Social Networking : 71548.34905660378
Photo & Video : 28441.54375
Games : 22788.6696905016
Music : 57326.530303030304
Reference : 74942.11111111111
Health & Fitness : 23298.015384615384
Weather : 52279.892857142855
Utilities : 18684.456790123455
Travel : 28243.8
Shopping : 26919.690476190477
News : 21248.023255813954
Navigation : 86090.33333333333
Lifestyle : 16485.764705882353
Entertainment : 14029.830708661417
Food & Drink : 33333.92307692308
Sports : 23008.898550724636
Book : 39758.5
Finance : 31467.944444444445
Education : 7003.983050847458
Productivity : 21028.410714285714
Business : 7491.117647058823
Catalogs : 4004.0
Medical : 612.0


We see that in the App Store, we similarly have high numbers of installations for Social Networking, Photo and Video, Games, Music, and Entertainment apps. Other genres that are popular include Reference and Weather.

We have seen that there is a high volume of games in the App and Play Stores, and that entertainmnent and communication are popularly downloaded applications.
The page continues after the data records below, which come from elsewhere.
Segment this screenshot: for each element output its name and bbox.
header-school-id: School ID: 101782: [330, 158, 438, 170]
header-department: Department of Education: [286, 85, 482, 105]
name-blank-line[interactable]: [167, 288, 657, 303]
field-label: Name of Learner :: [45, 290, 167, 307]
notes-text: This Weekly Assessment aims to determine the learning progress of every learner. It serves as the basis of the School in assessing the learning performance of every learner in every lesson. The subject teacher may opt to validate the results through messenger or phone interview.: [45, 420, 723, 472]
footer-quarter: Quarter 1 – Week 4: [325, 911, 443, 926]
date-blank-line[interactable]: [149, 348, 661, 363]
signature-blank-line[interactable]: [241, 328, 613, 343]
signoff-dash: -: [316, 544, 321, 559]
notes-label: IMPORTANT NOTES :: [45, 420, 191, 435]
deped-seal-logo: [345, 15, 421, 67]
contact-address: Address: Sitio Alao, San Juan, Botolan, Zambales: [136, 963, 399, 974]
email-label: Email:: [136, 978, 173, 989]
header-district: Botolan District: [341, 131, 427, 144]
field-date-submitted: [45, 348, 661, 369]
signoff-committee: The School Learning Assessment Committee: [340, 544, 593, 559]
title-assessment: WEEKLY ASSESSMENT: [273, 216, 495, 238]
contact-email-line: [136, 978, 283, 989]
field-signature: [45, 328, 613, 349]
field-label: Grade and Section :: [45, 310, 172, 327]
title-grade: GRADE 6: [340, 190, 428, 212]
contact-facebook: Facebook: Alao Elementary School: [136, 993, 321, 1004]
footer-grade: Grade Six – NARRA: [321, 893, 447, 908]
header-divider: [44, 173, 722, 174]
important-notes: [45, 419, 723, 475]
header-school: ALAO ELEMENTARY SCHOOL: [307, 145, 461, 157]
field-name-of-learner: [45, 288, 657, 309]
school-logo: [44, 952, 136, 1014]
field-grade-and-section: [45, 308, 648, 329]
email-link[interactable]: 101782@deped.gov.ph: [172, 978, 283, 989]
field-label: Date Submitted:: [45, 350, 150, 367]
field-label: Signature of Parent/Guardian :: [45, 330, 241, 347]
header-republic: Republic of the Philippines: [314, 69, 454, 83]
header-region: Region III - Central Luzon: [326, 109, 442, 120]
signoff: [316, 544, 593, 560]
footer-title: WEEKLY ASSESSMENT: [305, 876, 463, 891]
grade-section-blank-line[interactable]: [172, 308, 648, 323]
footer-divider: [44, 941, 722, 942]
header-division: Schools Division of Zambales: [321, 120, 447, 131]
However, there might be an oversaturation of games and a difficulty to compete with industry giants that dominate the entertainment, communication, and video markets.

## Conclusion

From what we can gather from a short analysis of the data, games, entertainment, communication, and video apps are all popular in both the Play and App Stores. The App Store market seems to concentrate many non-practical entertainment applications while the Play Store's market seems to be more rounded. The genres of applications that were most popularly downloaded across both stores included communication, music, and entertainment, but as we discussed above this could be due to the presence of a few major applications that carve out a significant piece of the market for their respective genre.